Miłego dnia, niech ktoś prześle mi słońce :tak:
 
elvie - takie wypady z domu dają pewne odetchnienie :-) no i można tak jak napisałaś się wylaszczyć i sobie samopoczucie poprawić tym faktem ;-) no i dziękuję bardzo za opinie o zdjęciu ;-) nie zaprzeczam, że mi dobrze :-)
to jak przeczytasz tę lekturę to będzie strach Cię gościć :-D

zielona - z opisu ten day care brzmi całkiem fajnie.
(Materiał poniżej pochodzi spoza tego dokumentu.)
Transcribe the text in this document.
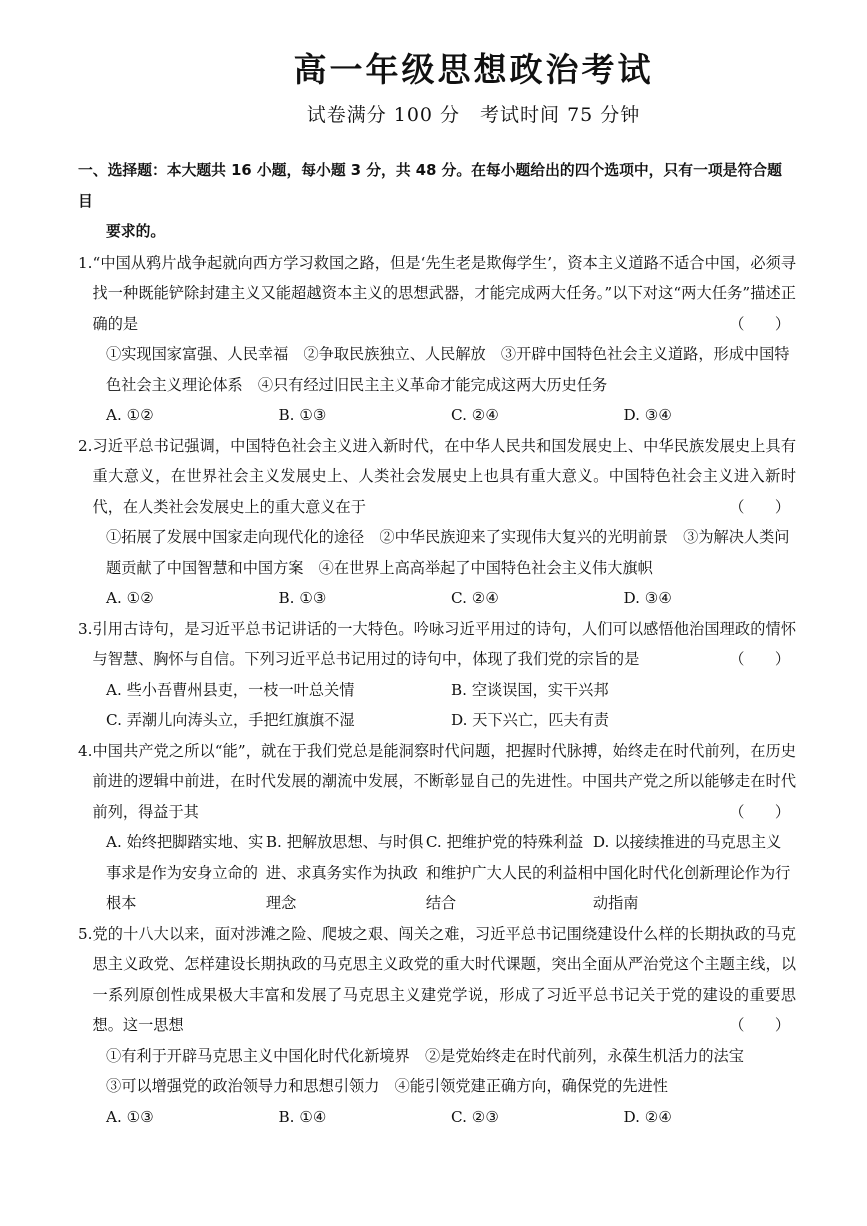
高一年级思想政治考试
试卷满分 100 分　考试时间 75 分钟
一、选择题：本大题共 16 小题，每小题 3 分，共 48 分。在每小题给出的四个选项中，只有一项是符合题目
要求的。
1. “中国从鸦片战争起就向西方学习救国之路，但是‘先生老是欺侮学生’，资本主义道路不适合中国，必须寻找一种既能铲除封建主义又能超越资本主义的思想武器，才能完成两大任务。”以下对这“两大任务”描述正确的是	（　　）
①实现国家富强、人民幸福　②争取民族独立、人民解放　③开辟中国特色社会主义道路，形成中国特色社会主义理论体系　④只有经过旧民主主义革命才能完成这两大历史任务
A. ①②	B. ①③	C. ②④	D. ③④
2. 习近平总书记强调，中国特色社会主义进入新时代，在中华人民共和国发展史上、中华民族发展史上具有重大意义，在世界社会主义发展史上、人类社会发展史上也具有重大意义。中国特色社会主义进入新时代，在人类社会发展史上的重大意义在于	（　　）
①拓展了发展中国家走向现代化的途径　②中华民族迎来了实现伟大复兴的光明前景　③为解决人类问题贡献了中国智慧和中国方案　④在世界上高高举起了中国特色社会主义伟大旗帜
A. ①②	B. ①③	C. ②④	D. ③④
3. 引用古诗句，是习近平总书记讲话的一大特色。吟咏习近平用过的诗句，人们可以感悟他治国理政的情怀与智慧、胸怀与自信。下列习近平总书记用过的诗句中，体现了我们党的宗旨的是	（　　）
A. 些小吾曹州县吏，一枝一叶总关情	B. 空谈误国，实干兴邦
C. 弄潮儿向涛头立，手把红旗旗不湿	D. 天下兴亡，匹夫有责
4. 中国共产党之所以“能”，就在于我们党总是能洞察时代问题，把握时代脉搏，始终走在时代前列，在历史前进的逻辑中前进，在时代发展的潮流中发展，不断彰显自己的先进性。中国共产党之所以能够走在时代前列，得益于其	（　　）
A. 始终把脚踏实地、实事求是作为安身立命的根本
B. 把解放思想、与时俱进、求真务实作为执政理念
C. 把维护党的特殊利益和维护广大人民的利益相结合
D. 以接续推进的马克思主义中国化时代化创新理论作为行动指南
5. 党的十八大以来，面对涉滩之险、爬坡之艰、闯关之难，习近平总书记围绕建设什么样的长期执政的马克思主义政党、怎样建设长期执政的马克思主义政党的重大时代课题，突出全面从严治党这个主题主线，以一系列原创性成果极大丰富和发展了马克思主义建党学说，形成了习近平总书记关于党的建设的重要思想。这一思想	（　　）
①有利于开辟马克思主义中国化时代化新境界　②是党始终走在时代前列，永葆生机活力的法宝
③可以增强党的政治领导力和思想引领力　④能引领党建正确方向，确保党的先进性
A. ①③	B. ①④	C. ②③	D. ②④
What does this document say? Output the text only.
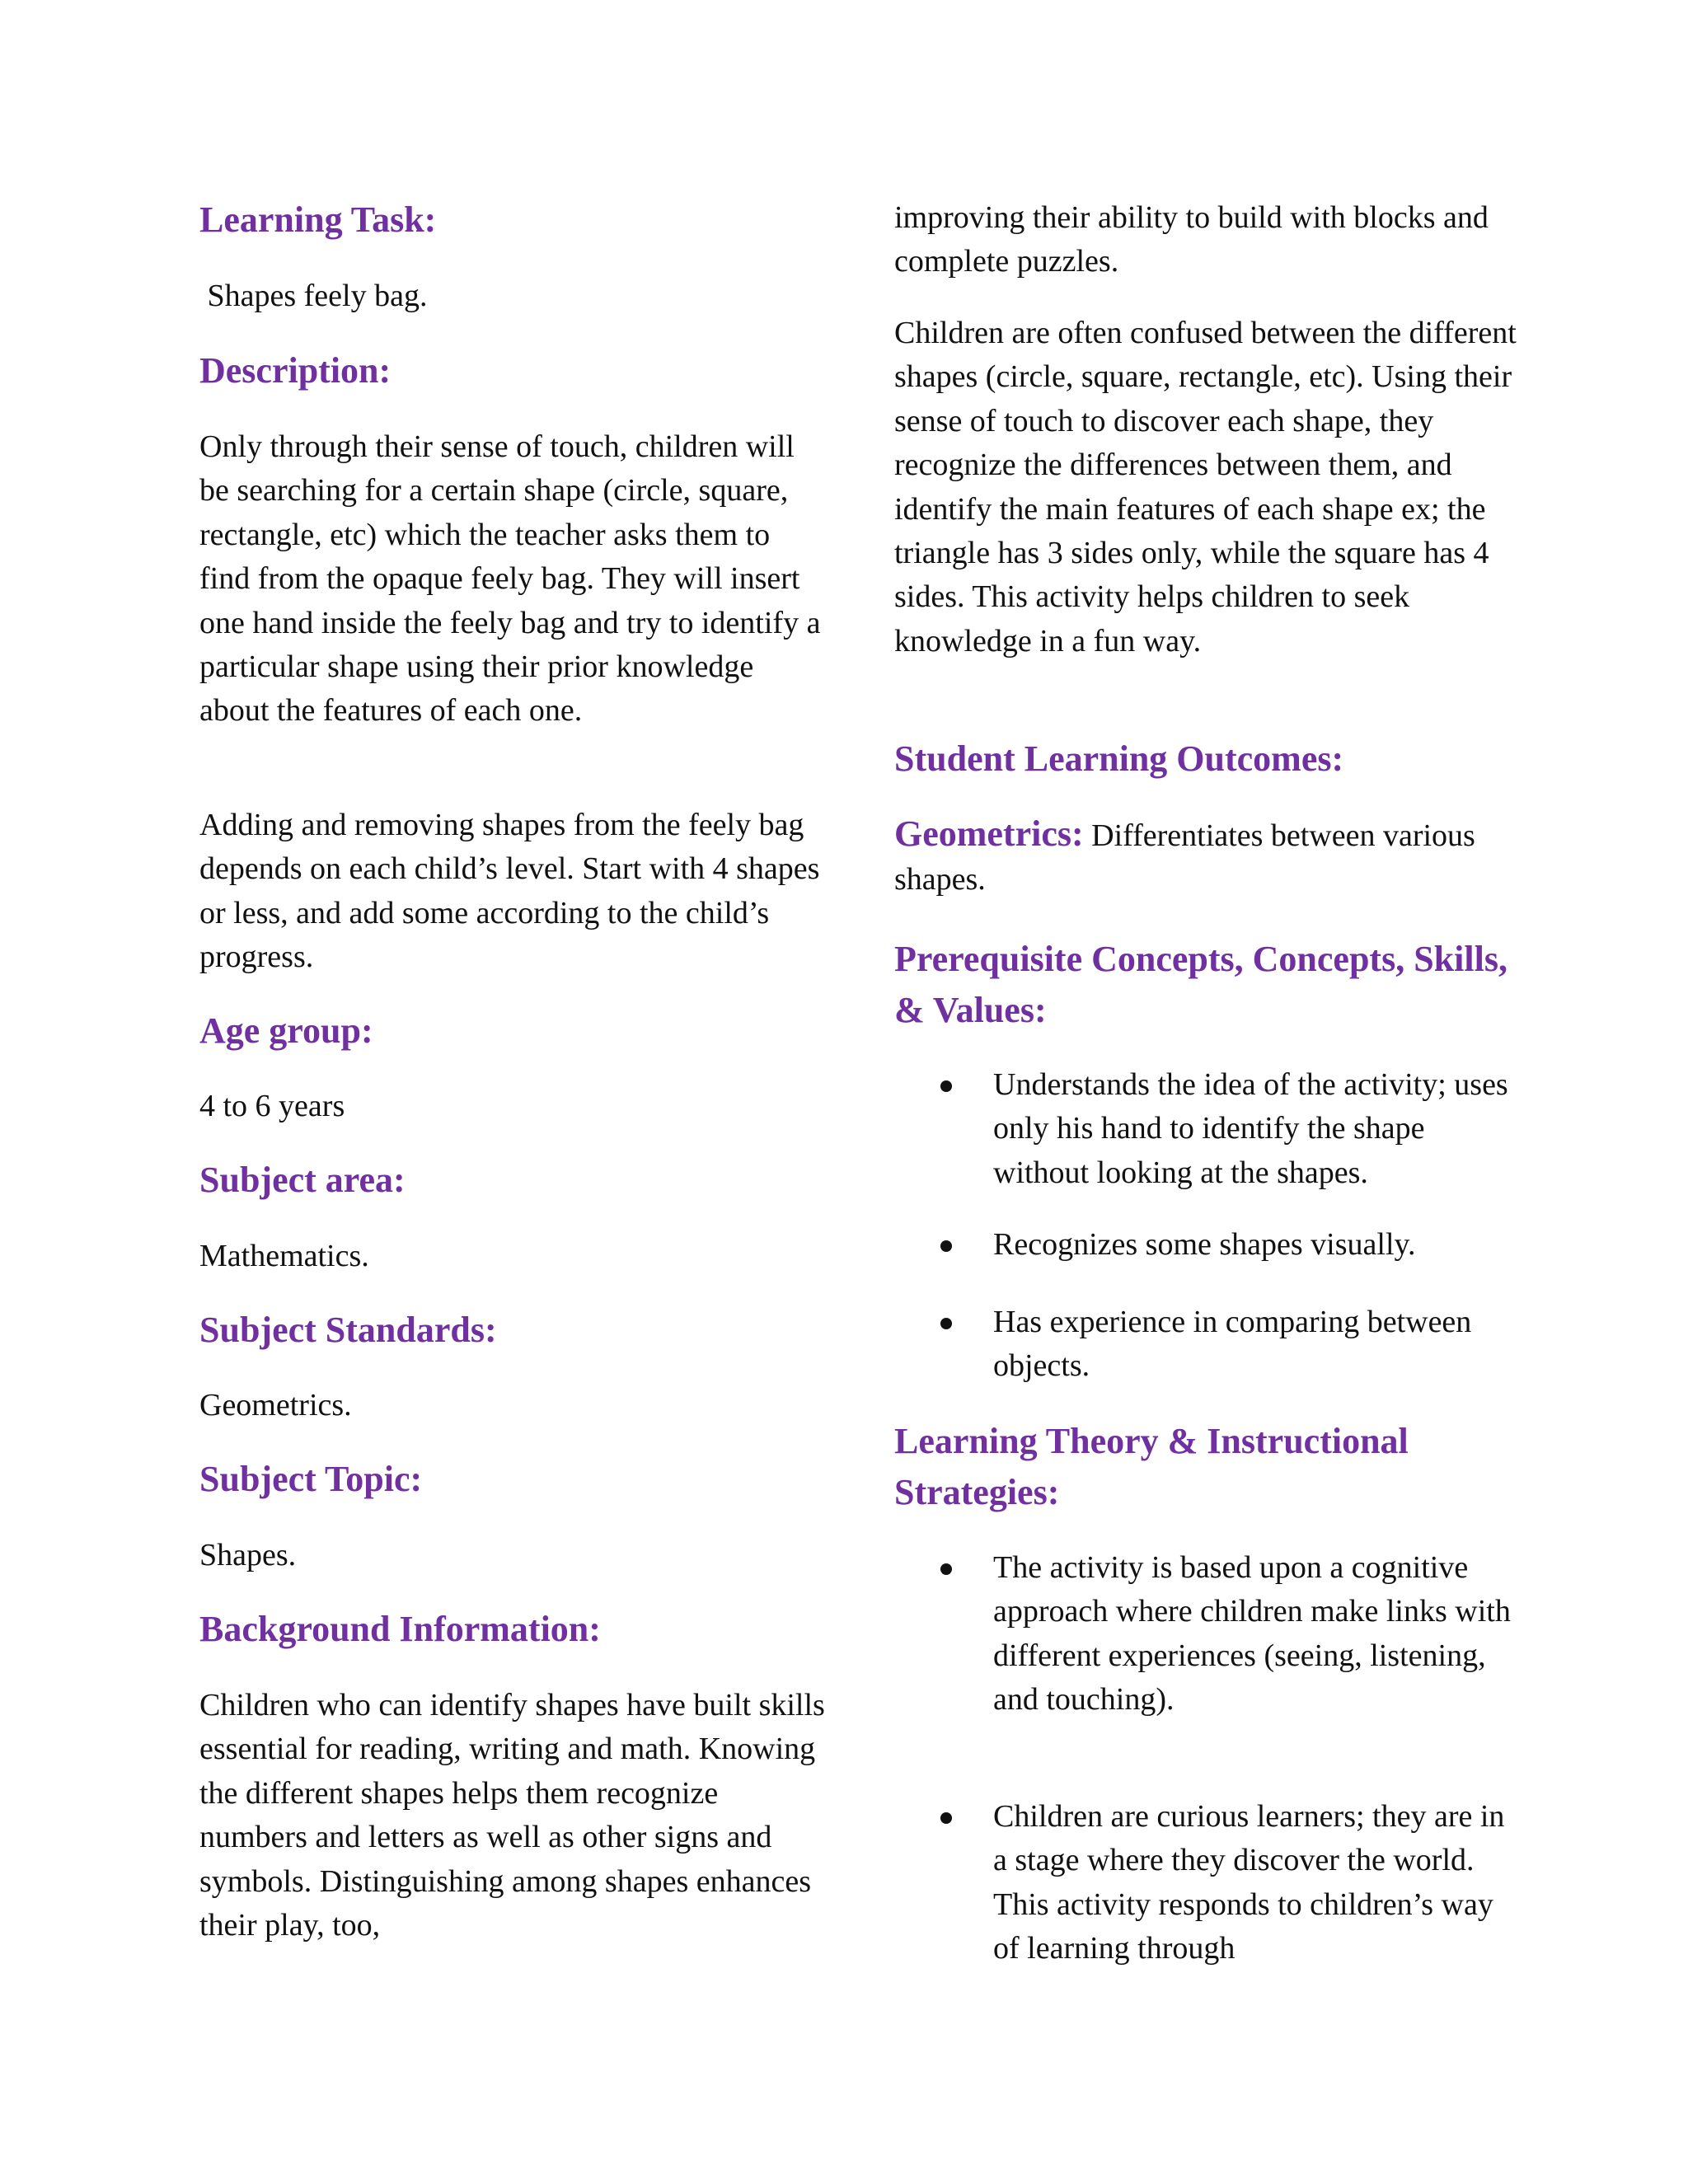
Learning Task:

Shapes feely bag.

Description:

Only through their sense of touch, children will be searching for a certain shape (circle, square, rectangle, etc) which the teacher asks them to find from the opaque feely bag. They will insert one hand inside the feely bag and try to identify a particular shape using their prior knowledge about the features of each one.

Adding and removing shapes from the feely bag depends on each child’s level. Start with 4 shapes or less, and add some according to the child’s progress.

Age group:

4 to 6 years

Subject area:

Mathematics.

Subject Standards:

Geometrics.

Subject Topic:

Shapes.

Background Information:

Children who can identify shapes have built skills essential for reading, writing and math. Knowing the different shapes helps them recognize numbers and letters as well as other signs and symbols. Distinguishing among shapes enhances their play, too,

improving their ability to build with blocks and complete puzzles.

Children are often confused between the different shapes (circle, square, rectangle, etc). Using their sense of touch to discover each shape, they recognize the differences between them, and identify the main features of each shape ex; the triangle has 3 sides only, while the square has 4 sides. This activity helps children to seek knowledge in a fun way.

Student Learning Outcomes:

Geometrics: Differentiates between various shapes.

Prerequisite Concepts, Concepts, Skills, & Values:

Understands the idea of the activity; uses only his hand to identify the shape without looking at the shapes.

Recognizes some shapes visually.

Has experience in comparing between objects.

Learning Theory & Instructional Strategies:

The activity is based upon a cognitive approach where children make links with different experiences (seeing, listening, and touching).

Children are curious learners; they are in a stage where they discover the world. This activity responds to children’s way of learning through
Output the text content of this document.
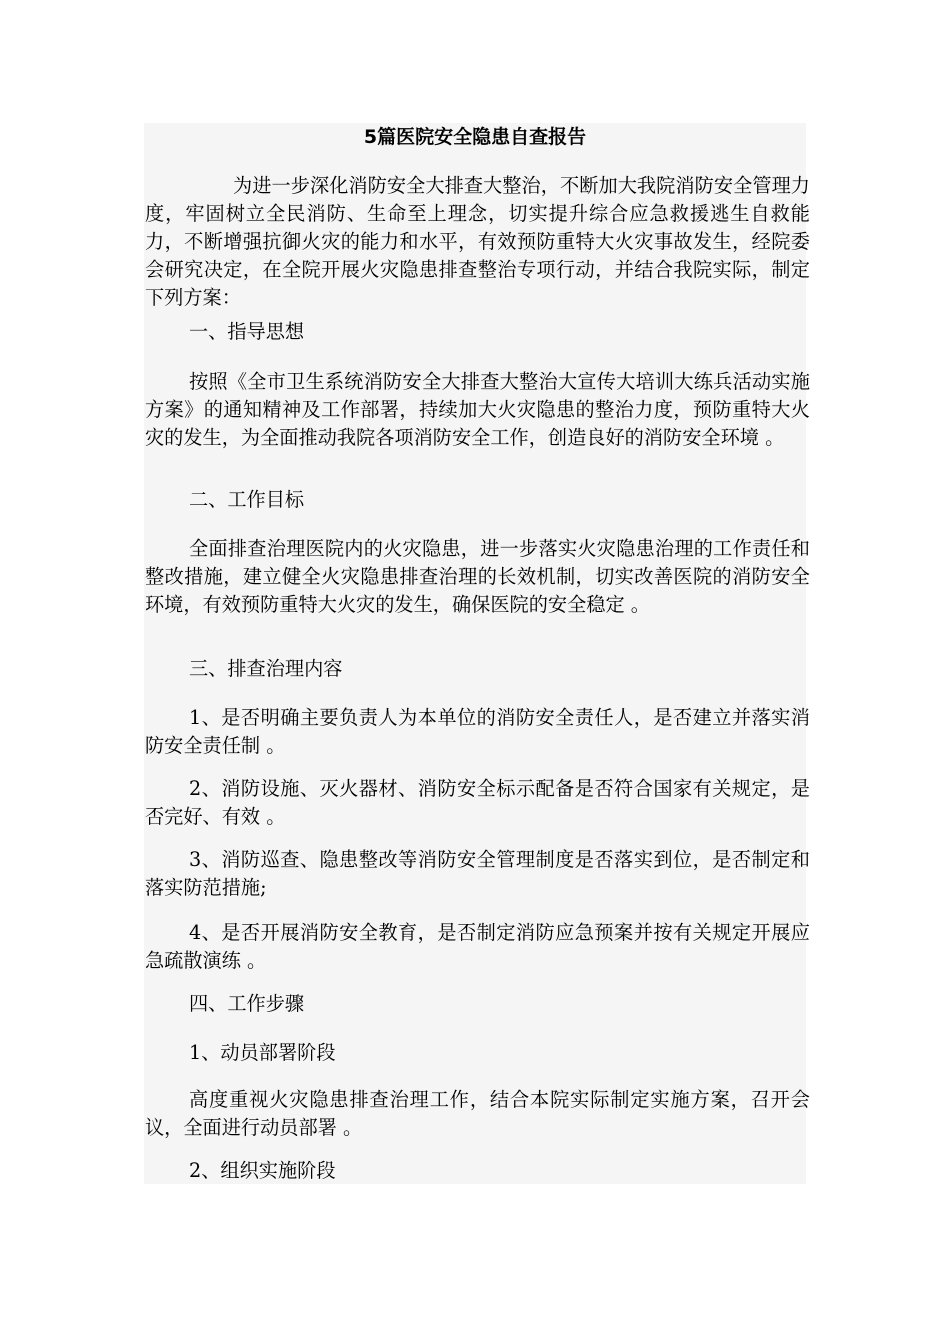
5篇医院安全隐患自查报告

为进一步深化消防安全大排查大整治，不断加大我院消防安全管理力度，牢固树立全民消防、生命至上理念，切实提升综合应急救援逃生自救能力，不断增强抗御火灾的能力和水平，有效预防重特大火灾事故发生，经院委会研究决定，在全院开展火灾隐患排查整治专项行动，并结合我院实际，制定下列方案：

一、指导思想

按照《全市卫生系统消防安全大排查大整治大宣传大培训大练兵活动实施方案》的通知精神及工作部署，持续加大火灾隐患的整治力度，预防重特大火灾的发生，为全面推动我院各项消防安全工作，创造良好的消防安全环境 。

二、工作目标

全面排查治理医院内的火灾隐患，进一步落实火灾隐患治理的工作责任和整改措施，建立健全火灾隐患排查治理的长效机制，切实改善医院的消防安全环境，有效预防重特大火灾的发生，确保医院的安全稳定 。

三、排查治理内容

1、是否明确主要负责人为本单位的消防安全责任人，是否建立并落实消防安全责任制 。

2、消防设施、灭火器材、消防安全标示配备是否符合国家有关规定，是否完好、有效 。

3、消防巡查、隐患整改等消防安全管理制度是否落实到位，是否制定和落实防范措施;

4、是否开展消防安全教育，是否制定消防应急预案并按有关规定开展应急疏散演练 。

四、工作步骤

1、动员部署阶段

高度重视火灾隐患排查治理工作，结合本院实际制定实施方案，召开会议，全面进行动员部署 。

2、组织实施阶段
Ciekawe jak ten ostatni wypadnie.

nata - tulam mocno.

witam się piątkowo... dzisiaj tfu tfu moje dziecko pierwszy raz nie powiedziało, że nie chce do przedszkola. Pyta się tylko za ile godzin go ktoś odbierze. Wczoraj jak go odbierałam to się obraził, że już przyszłam bo było ich już tylko 3 chłopaków w grupie i się świetnie bawili :-)
 
reklama
gosienko - dopiero jak wrzuciłam mojego posta Twój mi się pokazał. a więc co do przedszkola napisałam w poprzednim poście - dziękuję, że pytasz. Taboret morderca? a co do wizyty u gin - tulam i 3mam kciuki aby wszystko było dobrze.